Another example is when Lilith is impregnated by Nikanj without her consent and is told that she will soon give birth to a half-Oankali, half-human baby. Her first perception of the fetus she is carrying inside her is that of a “thing” or “monster” because it won’t be 100% human. While all women should be given the freedom and choice to decide whether or not they want to  keep/terminate their pregnancies–which, as we saw, was a possibility that was completely and utterly denied to Lilith– it also makes me take a step back and wonder if babies born with say, Down-Syndrome, or any other type of disability, will be a group of people who will someday, because of reproductive technology and screening procedures prior to birth, be obsolete from society. And to think about the very real possibility of eliminating certain body types based on societal perceptions is in many ways akin to the past events of history wherein many groups of people were almost wiped out of existence because of their ethnicity and/or race. I think for such a possibility in our world to someday occur, would in many ways for us be a great loss, both for the community who is denied the ability to live on and exist as a whole as well as each unique individual who is denied the opportunity to be seen as an individual that is just as complex as ourselves and who, in many cases, experience the same if not a greater quality of life than many others do. The majority of the students I currently work with, for example, have Down-Syndrome but society often teaches us to view this group of people in a negative or sympathetic “oh-I-feel-so-bad-for-them” light, when really they are just like any other happy kid (if anything they are the happiest and sweetest students I have ever had the opportunity to teach).
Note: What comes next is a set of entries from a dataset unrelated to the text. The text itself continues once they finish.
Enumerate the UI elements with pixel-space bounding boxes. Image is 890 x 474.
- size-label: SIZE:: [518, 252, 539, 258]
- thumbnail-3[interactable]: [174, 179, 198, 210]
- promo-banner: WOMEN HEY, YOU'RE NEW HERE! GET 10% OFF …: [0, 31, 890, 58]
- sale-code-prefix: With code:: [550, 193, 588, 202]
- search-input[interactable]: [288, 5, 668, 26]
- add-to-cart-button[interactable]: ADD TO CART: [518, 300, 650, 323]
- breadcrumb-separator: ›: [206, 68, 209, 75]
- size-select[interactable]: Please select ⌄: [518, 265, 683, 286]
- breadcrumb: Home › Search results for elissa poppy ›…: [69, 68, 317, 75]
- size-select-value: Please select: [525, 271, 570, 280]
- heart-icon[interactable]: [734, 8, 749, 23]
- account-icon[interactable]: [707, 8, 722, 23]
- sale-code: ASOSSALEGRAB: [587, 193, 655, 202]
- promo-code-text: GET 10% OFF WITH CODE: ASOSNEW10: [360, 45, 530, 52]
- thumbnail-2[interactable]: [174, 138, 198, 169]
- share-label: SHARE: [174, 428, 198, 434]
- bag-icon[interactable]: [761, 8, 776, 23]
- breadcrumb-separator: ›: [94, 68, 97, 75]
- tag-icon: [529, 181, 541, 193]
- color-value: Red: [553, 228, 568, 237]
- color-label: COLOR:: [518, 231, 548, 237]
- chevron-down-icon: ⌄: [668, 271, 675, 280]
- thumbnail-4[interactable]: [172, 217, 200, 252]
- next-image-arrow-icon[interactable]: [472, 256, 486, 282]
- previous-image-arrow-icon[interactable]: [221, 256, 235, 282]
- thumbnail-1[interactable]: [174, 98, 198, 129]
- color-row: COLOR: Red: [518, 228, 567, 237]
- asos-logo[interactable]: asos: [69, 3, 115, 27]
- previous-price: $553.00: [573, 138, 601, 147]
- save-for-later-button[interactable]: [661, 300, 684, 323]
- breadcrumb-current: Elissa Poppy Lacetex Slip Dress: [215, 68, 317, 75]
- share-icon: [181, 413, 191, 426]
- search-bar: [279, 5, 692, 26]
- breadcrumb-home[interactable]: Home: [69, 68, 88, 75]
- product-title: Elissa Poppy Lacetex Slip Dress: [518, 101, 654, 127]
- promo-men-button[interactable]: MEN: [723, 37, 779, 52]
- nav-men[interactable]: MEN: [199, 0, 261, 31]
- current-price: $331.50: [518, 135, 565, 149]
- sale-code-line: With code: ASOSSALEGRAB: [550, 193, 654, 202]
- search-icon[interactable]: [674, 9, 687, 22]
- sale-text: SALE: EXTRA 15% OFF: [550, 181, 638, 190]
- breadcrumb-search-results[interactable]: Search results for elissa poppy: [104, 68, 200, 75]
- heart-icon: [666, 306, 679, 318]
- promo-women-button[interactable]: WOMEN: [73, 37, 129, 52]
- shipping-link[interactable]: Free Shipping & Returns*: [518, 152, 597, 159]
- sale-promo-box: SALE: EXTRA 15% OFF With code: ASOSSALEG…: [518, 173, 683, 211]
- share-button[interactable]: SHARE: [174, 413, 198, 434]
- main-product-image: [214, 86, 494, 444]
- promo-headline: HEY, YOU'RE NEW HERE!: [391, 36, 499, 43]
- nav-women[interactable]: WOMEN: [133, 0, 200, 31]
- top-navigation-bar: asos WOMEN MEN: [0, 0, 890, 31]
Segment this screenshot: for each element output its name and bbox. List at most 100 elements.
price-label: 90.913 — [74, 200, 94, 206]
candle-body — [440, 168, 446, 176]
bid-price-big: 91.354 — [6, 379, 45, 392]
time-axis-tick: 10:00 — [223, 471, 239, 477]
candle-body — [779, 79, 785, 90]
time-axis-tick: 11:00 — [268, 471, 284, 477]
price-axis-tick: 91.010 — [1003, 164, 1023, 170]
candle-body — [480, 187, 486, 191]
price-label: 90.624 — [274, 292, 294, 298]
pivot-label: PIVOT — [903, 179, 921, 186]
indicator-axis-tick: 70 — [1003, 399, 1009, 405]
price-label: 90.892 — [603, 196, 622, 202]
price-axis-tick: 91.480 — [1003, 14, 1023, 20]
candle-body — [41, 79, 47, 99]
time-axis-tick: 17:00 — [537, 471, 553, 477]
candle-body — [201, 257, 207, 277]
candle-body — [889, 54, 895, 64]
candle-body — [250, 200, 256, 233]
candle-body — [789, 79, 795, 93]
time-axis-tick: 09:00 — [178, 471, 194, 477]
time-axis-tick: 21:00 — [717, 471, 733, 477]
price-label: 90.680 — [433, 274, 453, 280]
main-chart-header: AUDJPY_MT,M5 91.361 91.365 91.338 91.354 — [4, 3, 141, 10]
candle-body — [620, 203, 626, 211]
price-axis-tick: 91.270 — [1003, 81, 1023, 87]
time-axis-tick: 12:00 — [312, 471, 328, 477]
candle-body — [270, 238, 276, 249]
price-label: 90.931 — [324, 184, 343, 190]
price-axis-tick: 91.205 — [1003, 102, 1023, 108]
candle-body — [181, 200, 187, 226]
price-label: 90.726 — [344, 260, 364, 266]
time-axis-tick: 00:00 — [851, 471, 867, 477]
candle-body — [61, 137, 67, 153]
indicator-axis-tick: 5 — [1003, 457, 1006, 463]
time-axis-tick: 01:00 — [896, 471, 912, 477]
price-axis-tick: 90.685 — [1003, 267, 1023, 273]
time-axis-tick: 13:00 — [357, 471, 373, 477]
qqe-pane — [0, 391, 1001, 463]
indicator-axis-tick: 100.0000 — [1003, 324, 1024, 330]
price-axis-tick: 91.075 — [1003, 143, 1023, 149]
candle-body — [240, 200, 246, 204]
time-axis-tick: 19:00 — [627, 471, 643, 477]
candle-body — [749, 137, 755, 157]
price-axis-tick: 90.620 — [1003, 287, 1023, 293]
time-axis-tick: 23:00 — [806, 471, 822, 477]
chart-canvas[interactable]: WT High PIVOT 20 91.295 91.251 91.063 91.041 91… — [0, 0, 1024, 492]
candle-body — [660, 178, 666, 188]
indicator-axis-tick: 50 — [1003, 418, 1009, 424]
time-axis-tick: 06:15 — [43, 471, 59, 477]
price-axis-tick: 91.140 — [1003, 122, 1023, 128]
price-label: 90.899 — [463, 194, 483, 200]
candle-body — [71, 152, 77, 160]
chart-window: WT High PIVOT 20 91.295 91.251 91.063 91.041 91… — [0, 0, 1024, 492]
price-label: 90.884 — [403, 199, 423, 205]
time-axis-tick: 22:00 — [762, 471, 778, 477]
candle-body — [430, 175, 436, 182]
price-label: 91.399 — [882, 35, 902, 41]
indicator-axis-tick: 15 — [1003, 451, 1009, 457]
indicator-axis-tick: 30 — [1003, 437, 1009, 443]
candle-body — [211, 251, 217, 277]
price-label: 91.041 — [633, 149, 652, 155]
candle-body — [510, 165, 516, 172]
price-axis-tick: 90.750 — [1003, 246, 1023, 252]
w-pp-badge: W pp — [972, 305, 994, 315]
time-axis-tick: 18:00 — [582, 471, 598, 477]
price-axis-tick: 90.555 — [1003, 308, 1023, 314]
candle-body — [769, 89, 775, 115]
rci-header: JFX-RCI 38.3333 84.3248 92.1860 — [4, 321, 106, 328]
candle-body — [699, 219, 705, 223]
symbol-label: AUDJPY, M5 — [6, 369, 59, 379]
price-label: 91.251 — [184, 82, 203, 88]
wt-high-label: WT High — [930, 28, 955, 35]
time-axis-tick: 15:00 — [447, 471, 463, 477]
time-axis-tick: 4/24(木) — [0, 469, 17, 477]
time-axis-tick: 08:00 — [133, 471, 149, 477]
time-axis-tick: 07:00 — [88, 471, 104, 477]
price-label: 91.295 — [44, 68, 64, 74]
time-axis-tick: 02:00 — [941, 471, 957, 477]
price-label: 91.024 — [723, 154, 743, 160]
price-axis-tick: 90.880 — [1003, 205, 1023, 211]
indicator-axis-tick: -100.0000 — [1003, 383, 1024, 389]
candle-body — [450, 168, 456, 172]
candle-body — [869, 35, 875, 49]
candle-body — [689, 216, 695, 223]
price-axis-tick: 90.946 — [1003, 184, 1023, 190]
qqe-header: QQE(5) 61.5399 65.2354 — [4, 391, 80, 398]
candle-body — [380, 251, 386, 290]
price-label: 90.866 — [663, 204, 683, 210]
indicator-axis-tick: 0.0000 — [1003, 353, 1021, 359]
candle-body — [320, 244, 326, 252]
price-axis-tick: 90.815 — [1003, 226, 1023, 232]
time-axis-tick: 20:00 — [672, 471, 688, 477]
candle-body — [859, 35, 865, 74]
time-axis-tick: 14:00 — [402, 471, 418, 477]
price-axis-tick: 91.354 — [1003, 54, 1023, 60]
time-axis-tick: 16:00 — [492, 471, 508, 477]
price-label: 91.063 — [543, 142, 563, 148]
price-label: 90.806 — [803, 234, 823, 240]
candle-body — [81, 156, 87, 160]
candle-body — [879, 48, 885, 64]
And I guess I grapple with and have quite a lot of difficulty imagining my life without them in it or, a future and a world that discludes them as a people within it and existing among us.

Like Dreger’s Ted Talk demonstrates, when our social categories and constructions are threatened or challenged we respond by attempting to “fix” or “cure” something solely out of the distorted belief that those that do not conform to our expectations of what it means to be human or who deviate from the status quo, look-wise or action-wise, must be re-configured in such a way so as to make them as much like the social conception of “normal” as possible.